If you have passed Manchester’s Cornerhouse on your way into university recently, you may have noticed that schedules are littered with the likes of Double Indemnity (1944) and Sunset Boulevard (1950), as part of the cinema’s My Noir season. Harking back to classic film noir is not a new trend; films such as Memento (2000), Brick (2005), and Drive (2011) have drawn on the genre, and subsequently contributed to an off-shoot known as neo-noir. But what is it that renders film noir so enduring, and how has it managed to enjoy such continuity in an ever-evolving Hollywood?
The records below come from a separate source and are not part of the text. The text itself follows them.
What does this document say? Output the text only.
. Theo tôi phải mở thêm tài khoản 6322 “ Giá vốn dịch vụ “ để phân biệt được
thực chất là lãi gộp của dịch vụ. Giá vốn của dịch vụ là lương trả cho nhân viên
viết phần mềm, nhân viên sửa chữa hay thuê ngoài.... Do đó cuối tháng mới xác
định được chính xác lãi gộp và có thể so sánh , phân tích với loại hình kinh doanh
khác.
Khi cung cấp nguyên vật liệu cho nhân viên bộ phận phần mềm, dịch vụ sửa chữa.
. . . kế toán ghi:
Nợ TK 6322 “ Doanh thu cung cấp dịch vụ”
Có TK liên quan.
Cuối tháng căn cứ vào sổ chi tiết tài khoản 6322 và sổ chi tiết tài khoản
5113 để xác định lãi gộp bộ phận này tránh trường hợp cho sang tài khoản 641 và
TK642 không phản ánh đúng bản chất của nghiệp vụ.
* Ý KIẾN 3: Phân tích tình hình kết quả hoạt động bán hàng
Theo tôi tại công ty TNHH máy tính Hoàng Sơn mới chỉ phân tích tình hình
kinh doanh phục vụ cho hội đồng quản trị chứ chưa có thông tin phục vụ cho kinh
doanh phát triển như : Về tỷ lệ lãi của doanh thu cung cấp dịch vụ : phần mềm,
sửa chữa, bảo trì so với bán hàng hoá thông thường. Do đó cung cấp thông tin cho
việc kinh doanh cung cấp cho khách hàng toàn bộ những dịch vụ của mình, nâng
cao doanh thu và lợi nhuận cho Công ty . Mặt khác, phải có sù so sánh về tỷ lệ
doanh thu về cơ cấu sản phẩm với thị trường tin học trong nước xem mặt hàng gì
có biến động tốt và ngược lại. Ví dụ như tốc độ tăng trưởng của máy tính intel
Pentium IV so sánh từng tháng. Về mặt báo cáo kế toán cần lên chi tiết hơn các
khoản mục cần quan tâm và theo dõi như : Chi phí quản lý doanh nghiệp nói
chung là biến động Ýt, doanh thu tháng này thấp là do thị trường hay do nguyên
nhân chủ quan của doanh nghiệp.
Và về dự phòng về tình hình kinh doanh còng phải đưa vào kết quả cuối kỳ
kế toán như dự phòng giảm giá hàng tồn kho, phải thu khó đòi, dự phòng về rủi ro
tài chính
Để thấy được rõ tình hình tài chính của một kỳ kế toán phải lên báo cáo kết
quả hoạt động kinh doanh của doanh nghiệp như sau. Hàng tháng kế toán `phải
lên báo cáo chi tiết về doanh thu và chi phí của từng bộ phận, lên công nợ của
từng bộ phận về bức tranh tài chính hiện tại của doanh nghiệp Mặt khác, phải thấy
Although it is difficult to define, film noir’s foundations are rooted in American literary history – primarily crime fiction of the late 1920s. Some of the genre’s most famous films, like The Maltese Falcon (1941) and Mildred Pierce (1945), were based on novels, and Raymond Chandler, who wrote the script for Hitchcock’s Strangers on a Train (1951), debuted as a novelist. As a result, film noir tends to involve criminal investigations and predominantly anti-heroic protagonists, who often provide narrative voiceovers. Another noir archetype is the iconic femme fatale; a temptress who, in the words of Roger Ebert, ‘would just as soon kill you as love you’. Stylistically, however, film noir – French for ‘black film’ – was largely influenced by German Expressionism, and used light and shadow amongst black and white for impressive, dramatic effect. While some of these elements have not carried over to more recent noir films, they are vital in framing the genre and understanding its spread throughout the mid-twentieth century.

The immediate popularity of film noir reflected heavily on its audience at the time; the films were pessimistic, as were post-war American attitudes. Moreover, many of film noir’s plot elements and exchanges of dialogue were considered risqué during this period, which may have contributed to a curiosity that allowed the genre to enjoy great popularity until the end of the classic noir era in the 1960s. However, its notoriety – while wavering slightly – has endured and today, over twenty noirs stand in the National Film Registry. In addition, plot elements are still used for new interpretations and classics continue to be re-mastered for cinemas and exhibitions. Therefore, evidence suggests that film noir, while enjoying notable success in this particular film season, is not necessarily making a comeback but is rather maintaining its vital position in the ever-continuing development of world cinema.